Safer shopping –  This tool stops hackers from hijacking your router’s DNS to send you to fake sites. This feature lessens the chance of criminals stealing your passwords and banking info online.

Sandbox  – Opening a file that may seem suspicious is dangerous, but if insist on downloading it, the sandboxing tool lets you open files in a safe environment before you let them run on your PC.

Overall, I like many of the extra features from Avast, but feel Norton delivers more value by including a VPN and cloud backup.

Sign up & Installation

The thing I like most about the Norton sign up process was its simple layout and how clear they made the pricing. The first year discount and the regular renewal price are clearly shown, whereas some companies try to hide renewal info in small print.

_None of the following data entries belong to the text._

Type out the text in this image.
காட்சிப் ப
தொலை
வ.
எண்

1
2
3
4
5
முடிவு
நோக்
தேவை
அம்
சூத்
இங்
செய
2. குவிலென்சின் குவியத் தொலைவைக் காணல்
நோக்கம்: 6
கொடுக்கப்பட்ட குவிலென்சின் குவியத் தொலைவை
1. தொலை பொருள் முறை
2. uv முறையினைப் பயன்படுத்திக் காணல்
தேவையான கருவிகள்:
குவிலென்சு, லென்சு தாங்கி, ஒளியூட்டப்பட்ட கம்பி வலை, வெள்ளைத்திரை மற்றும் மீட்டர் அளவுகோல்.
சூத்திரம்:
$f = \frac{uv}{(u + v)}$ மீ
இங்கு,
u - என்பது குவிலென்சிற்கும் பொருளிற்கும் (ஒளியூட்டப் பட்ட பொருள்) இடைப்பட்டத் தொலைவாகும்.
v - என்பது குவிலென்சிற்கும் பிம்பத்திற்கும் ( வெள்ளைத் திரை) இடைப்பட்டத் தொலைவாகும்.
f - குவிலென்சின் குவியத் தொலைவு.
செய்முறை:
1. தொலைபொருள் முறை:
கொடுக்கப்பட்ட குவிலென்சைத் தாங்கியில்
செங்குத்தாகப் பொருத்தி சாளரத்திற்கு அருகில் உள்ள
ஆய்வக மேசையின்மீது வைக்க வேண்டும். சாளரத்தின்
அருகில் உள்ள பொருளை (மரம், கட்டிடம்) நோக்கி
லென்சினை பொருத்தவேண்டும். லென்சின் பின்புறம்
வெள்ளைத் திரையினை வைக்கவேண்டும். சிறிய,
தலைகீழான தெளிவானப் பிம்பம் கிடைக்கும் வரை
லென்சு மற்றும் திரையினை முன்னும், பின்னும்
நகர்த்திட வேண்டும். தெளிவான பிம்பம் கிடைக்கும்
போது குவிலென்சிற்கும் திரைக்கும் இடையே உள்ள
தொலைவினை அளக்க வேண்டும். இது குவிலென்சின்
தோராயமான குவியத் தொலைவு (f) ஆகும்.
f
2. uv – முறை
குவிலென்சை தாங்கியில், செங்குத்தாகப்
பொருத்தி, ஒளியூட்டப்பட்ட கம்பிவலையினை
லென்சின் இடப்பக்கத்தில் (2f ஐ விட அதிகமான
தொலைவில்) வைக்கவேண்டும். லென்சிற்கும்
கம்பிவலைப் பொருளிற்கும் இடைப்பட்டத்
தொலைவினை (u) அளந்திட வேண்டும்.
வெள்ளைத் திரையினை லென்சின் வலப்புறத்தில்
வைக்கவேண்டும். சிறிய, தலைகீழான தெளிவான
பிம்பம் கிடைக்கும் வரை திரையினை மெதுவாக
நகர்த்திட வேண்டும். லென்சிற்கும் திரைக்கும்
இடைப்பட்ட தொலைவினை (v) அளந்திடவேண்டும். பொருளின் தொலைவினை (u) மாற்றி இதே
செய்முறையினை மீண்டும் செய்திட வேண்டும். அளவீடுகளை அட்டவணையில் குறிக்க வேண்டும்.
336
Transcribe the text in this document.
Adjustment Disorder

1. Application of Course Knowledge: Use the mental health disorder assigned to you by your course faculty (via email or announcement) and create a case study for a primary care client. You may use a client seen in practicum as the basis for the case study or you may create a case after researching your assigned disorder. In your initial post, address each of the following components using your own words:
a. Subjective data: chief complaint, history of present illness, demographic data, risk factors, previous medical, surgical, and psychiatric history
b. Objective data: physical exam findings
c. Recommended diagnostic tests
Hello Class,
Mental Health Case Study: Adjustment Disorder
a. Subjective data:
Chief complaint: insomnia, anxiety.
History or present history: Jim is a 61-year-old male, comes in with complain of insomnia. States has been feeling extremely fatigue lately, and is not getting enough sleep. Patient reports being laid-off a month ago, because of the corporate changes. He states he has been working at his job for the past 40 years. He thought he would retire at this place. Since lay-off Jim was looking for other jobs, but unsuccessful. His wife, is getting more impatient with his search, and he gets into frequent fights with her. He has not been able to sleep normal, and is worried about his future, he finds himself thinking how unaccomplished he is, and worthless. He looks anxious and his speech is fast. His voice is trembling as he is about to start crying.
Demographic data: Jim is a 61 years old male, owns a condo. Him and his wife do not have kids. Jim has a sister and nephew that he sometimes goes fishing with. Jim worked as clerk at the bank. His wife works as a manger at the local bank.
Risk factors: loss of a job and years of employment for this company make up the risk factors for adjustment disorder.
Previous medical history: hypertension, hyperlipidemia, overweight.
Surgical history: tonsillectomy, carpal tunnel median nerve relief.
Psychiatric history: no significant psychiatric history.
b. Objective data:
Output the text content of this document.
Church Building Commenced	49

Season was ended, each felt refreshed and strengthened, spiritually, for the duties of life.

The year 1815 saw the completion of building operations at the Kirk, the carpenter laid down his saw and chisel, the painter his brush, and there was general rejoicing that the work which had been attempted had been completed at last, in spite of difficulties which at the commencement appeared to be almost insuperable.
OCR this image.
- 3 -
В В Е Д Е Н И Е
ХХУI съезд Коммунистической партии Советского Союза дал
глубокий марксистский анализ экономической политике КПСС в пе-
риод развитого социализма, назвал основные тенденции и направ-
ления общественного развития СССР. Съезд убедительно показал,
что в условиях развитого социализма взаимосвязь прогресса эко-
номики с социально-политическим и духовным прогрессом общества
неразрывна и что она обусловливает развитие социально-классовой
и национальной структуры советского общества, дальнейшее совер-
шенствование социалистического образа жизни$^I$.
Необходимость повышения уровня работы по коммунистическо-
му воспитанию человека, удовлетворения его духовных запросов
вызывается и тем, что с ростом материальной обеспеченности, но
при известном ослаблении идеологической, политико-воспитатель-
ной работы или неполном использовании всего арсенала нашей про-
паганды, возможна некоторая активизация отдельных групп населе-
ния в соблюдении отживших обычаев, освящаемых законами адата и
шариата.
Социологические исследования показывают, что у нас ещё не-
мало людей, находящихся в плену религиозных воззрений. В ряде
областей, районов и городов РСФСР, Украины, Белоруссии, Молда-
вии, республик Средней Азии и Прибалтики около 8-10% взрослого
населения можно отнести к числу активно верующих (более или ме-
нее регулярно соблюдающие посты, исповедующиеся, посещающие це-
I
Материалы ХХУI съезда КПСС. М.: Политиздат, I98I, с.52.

It was a simple case of entering a few personal details like my name and address and setting up payment. Next, I got the download link to the installer file. Installing the program on my PC was easy. Less than 10 minutes after first launching the website to sign up, I was underway running the full antivirus check on my PC.

Avast Premium offered a similarly simple sign-up and installation. Pricing again was clear but Avast does not offer an automatic discount in the first year.

How easy is the interface to use?

Before using both programs I got the impression from the branding and websites that perhaps Avast would have a more modern look and feel to the interface compared to Norton.

Overall I found this to be true. Avast uses a clean and minimal design with some bright colors and modern graphics. You are welcomed with the home screen and from here you can run a virus scan, scan for vulnerable software, and see your PC status among other things.

I found Norton’s interface a bit more muted and traditional with it’s grey, black and yellow color scheme, but also very functional. One main panel with four different tabs provides easy access to common tasks. The top panel lets you know the current protection status.

Customer Support

Avast’s support channels include live chat and email. There is a technician phone support option available at an extra cost. Avast also lets users find solutions via self-service, providing a detailed FAQ on its support website.

Norton offers a FAQ, community forum, and live chat support, plus phone support. In addition, social media support is available via the Facebook and Twitter channels. Norton gives customers 24/7/365 support on all of its product tiers.

Conclusion

Overall I am impressed with aspects of both the antivirus products tested here but give the edge to Norton 360 Deluxe.

Norton is slightly more expensive, but not by much and delivers great performance, excellent malware detection rates, plus very useful features such as a VPN.

While Avast performs well and offers some extra features worth noting, the news on Avast selling private data pushes me even further in favor of Norton.